5. We welcome the extension of temporary visas of all Afghan citizens in Australia that you announced on 17 August. A vital next step of this is to ensure that people whose asylum claims have been previously rejected be supported to submit new claims in the light of the changed circumstances in Afghanistan.
6. Extend permanent protection to 4300 Afghans on temporary protection visas, recognising that members of this group are unlikely to be able to return in safety for many years to come and need the assurance that they can continue to live in Australia without the constant fear of forced return.
7. Assist Afghan Australians, including people with temporary and permanent protection visas, with urgent family reunion applications for relatives who are at particular risk, as members of minorities targeted by the Taliban or people likely to be targeted because of their connections to western nations. This should include giving priority to finalising family reunion applications which have previously been lodged but are waiting on a decision from the Department of Home Affairs.
Rev Grey confirmed he would like to see our government do much more to help Afghans already in Australia.
“The people who are here fled groups like the Taliban.
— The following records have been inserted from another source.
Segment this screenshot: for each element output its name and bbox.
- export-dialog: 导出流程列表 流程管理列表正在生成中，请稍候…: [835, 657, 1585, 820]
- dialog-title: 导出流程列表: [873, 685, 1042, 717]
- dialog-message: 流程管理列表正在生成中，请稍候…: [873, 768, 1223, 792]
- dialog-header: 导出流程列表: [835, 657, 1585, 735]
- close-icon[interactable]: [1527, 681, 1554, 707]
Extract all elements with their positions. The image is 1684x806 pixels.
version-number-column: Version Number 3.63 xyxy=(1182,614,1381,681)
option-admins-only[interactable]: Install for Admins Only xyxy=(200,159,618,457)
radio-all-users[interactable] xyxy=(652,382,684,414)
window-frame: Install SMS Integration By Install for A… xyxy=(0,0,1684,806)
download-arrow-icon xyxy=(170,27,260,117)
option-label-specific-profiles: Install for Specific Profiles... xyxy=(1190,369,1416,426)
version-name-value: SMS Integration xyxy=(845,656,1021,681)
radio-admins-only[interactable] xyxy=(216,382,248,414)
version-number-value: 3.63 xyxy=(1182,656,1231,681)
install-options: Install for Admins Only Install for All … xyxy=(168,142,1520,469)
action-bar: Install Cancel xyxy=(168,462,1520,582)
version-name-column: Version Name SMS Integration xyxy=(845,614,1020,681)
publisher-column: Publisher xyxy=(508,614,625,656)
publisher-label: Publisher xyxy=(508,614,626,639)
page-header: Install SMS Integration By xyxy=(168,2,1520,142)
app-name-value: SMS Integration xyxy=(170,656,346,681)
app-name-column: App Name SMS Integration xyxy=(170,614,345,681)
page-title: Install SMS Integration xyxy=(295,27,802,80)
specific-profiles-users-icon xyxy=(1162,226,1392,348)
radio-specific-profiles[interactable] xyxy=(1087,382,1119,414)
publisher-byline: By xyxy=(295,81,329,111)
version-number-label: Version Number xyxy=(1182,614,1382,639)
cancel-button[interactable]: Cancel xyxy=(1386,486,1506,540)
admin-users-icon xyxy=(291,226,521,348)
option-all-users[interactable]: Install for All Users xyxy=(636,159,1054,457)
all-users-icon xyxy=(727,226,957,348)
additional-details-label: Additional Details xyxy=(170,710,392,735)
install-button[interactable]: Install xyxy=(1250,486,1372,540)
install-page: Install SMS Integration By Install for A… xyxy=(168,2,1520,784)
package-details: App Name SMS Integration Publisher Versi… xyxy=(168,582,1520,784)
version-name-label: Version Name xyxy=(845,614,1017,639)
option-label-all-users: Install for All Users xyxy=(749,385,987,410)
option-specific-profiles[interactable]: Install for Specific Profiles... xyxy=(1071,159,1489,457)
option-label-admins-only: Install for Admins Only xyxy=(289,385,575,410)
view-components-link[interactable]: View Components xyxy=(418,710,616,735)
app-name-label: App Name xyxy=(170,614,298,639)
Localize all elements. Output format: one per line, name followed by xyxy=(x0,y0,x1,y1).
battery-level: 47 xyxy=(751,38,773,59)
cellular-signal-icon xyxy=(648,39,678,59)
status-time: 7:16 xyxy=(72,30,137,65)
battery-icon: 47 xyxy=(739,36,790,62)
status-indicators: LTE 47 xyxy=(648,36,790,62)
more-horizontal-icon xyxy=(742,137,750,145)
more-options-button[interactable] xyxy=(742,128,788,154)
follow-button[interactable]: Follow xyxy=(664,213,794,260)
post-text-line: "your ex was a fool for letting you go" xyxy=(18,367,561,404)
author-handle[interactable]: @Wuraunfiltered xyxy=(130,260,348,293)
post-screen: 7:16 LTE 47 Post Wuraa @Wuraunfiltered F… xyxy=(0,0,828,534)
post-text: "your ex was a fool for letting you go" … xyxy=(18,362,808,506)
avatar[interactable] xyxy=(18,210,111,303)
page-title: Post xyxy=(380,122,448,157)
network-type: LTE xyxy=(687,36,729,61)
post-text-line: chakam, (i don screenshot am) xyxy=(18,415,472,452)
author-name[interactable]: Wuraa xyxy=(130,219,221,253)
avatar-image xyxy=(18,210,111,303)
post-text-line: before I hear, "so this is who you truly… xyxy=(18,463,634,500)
They will contribute to our world, our society, and make it richer – hospitality and their character, they will contribute to our world and make our democracy stronger. Part of our DNA [as Australians] is we embrace these people,” he said.
The letter ends by urging the minister to “address these critical priorities” and an encouragement: “We are grateful for your service to our community and continue to uphold you and your family in prayer. Signed by the below Church leaders working and serving in the Mitchell Electorate”.